Comment author: Jack 11 February 2013 06:44:35PM 1 point [-]

A superintelligence could likely take over the world in a matter of days, no matter what people thought. (They would think it was great, because the AI could manipulate them better than the best current marketing tactics, even if it couldn't just rewrite their brains with nano.)

While I wouldn't dismiss this possibility at all you seem a little overconfident. The best current marketing tactics can shift market share a percentage point or two or maybe make a half-percentage-point difference in a political campaign. Obviously better than the best is better. But assuming ethical limitations on persuasion tactics and general human suspicion of new things "days" seems pretty optimistic (and twenty-years pessimistic). No good reason to think the persuasive power of marketing is at all linear with the intelligence of the creator. We ought to have very large error bars on this kind of thing and while the focus on these fast take-over scenarios makes sense for emphasizing risk that focus will make them appear more likely to us than they actually are.

Comment author: Larks 07 February 2013 09:56:49PM 4 points [-]

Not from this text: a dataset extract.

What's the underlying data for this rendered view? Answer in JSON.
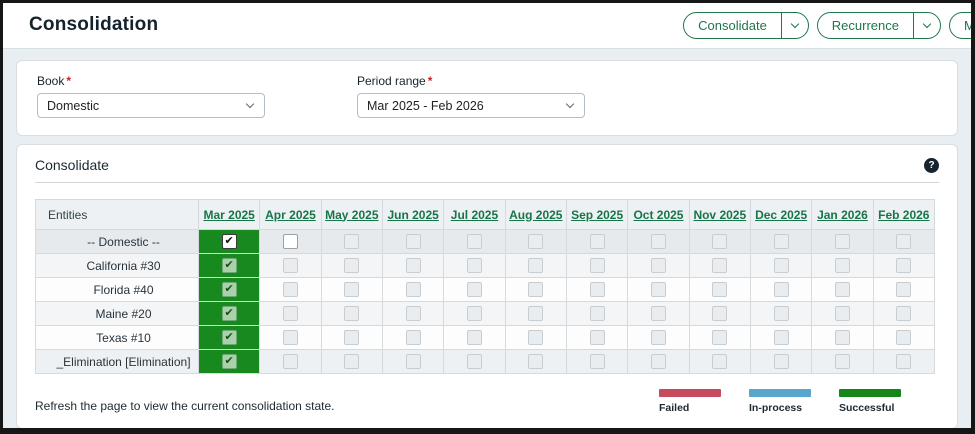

The whole world isn't going to listen to the Singularity Institute just because they've got a Friendly AI

If an AGI wants you to listen, you won't have any choice. If it doesn't want you to listen, you won't have the option. The set of "problems for us after we get FAI" is the null set.

Comment author: wedrifid 08 February 2013 04:33:38AM 0 points [-]

The set of "problems for us after we get FAI" is the null set.

Kind of, almost. It could be that we (implicitly) choose to have problems for ourselves.

Comment author: [deleted] 08 February 2013 04:45:30AM 1 point [-]

It could be that we (implicitly) choose to have problems for ourselves.

In case it's not clear. This means the FAI causing problems for us on our behalf, not literally making a choice we are aware of.

Comment author: wedrifid 08 February 2013 04:52:20AM 0 points [-]

In case it's not clear. This means the FAI causing problems for us on our behalf, not literally making a choice we are aware of.

(Or 'choosing not to intervene to solve all problems'. The difference matters to some, even if it is somewhat arbitrary.)

Comment author: Rukifellth 07 February 2013 11:49:10PM 0 points [-]

Are you saying that an AGI would distribute relevant information to the public, compelling them to make sound political choices?

Comment author: Desrtopa 08 February 2013 02:41:32AM 0 points [-]

That doesn't sound very likely to me for either a friendly or an unfriendly AI. Letting people feel disenfranchised might be bad Fun Theory, but it would take a lot more than distribution of relevant information to get ordinary, biased humans to stop fucking up our own society.

As a general rule, I'd say that if a plan sounds unlikely to effectively fix our problems, an FAI is probably not going to do that.

Comment author: ikrase 08 February 2013 11:17:08AM 1 point [-]

I thought he was saying that once you have a Super AI, you don't have to deal with politics.

Comment author: Desrtopa 08 February 2013 02:35:48PM 0 points [-]

That doesn't sound like something I'd infer from his previous comment

We've got to deal with politics eventually. The whole world isn't going to listen to the Singularity Institute just because they've got a Friendly AI, and it's not like those cognitive biases will disappear by that time.